I venti in discesa da una catena montuosa possono essere tempestosi. Come si spiega?

Il Foehn, il vento caldo e secco che scende dalle montagne, è un fenomeno affascinante sotto molti aspetti. In un articolo precedente sono state descritte le cause del suo riscaldamento, sottolineando in particolare il ruolo del flusso bloccato. Ma i motivi per interessarsi al Foehn non si limitano a tale caratteristica: esso infatti può soffiare talora con intensità tali da provocare danni alle infrastrutture, oltre che, più generalmente, accentuare il rischio e la propagazione degli incendi boschivi.
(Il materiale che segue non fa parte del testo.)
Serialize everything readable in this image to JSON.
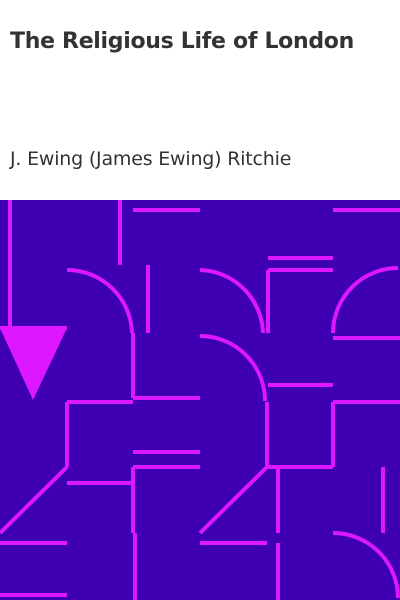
{
  "book": {
    "title": "The Religious Life of London",
    "author": "J. Ewing (James Ewing) Ritchie"
  },
  "colors": {
    "background": "#ffffff",
    "top_strip": "#ffffff",
    "text": "#333333",
    "pattern_background": "#3f00b2",
    "pattern_lines": "#dd17ff"
  },
  "cover_art": {
    "icon": "geometric-pattern-icon"
  }
}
In una tempesta di Foehn il vento può raggiungere intensità tipiche di un uragano e anche superiori a 150 km/h, velocità che possono corrispondere a due/tre volte quelle osservata all’altezza della dorsale montuosa che la corrente ha dovuto scavalcare. Come nasce questa potente accelerazione del flusso d’aria? Quali sono le condizioni che favoriscono il fenomeno? Siamo in grado di prevederlo?

Figura 1. Numero di giorni di foehn in alcune località della Svizzera sud alpina, ai confini della Lombardia. In questa zona la massima frequenza si registra in primavera. A livello globale il foehn è più frequente nella stagione fredda, generalmente più perturbata, e più intenso durante la notte, quando l’atmosfera è più stabile. (Fonte: Il clima in Ticino, USTAT, M. Galfetti – MeteoSvizzera).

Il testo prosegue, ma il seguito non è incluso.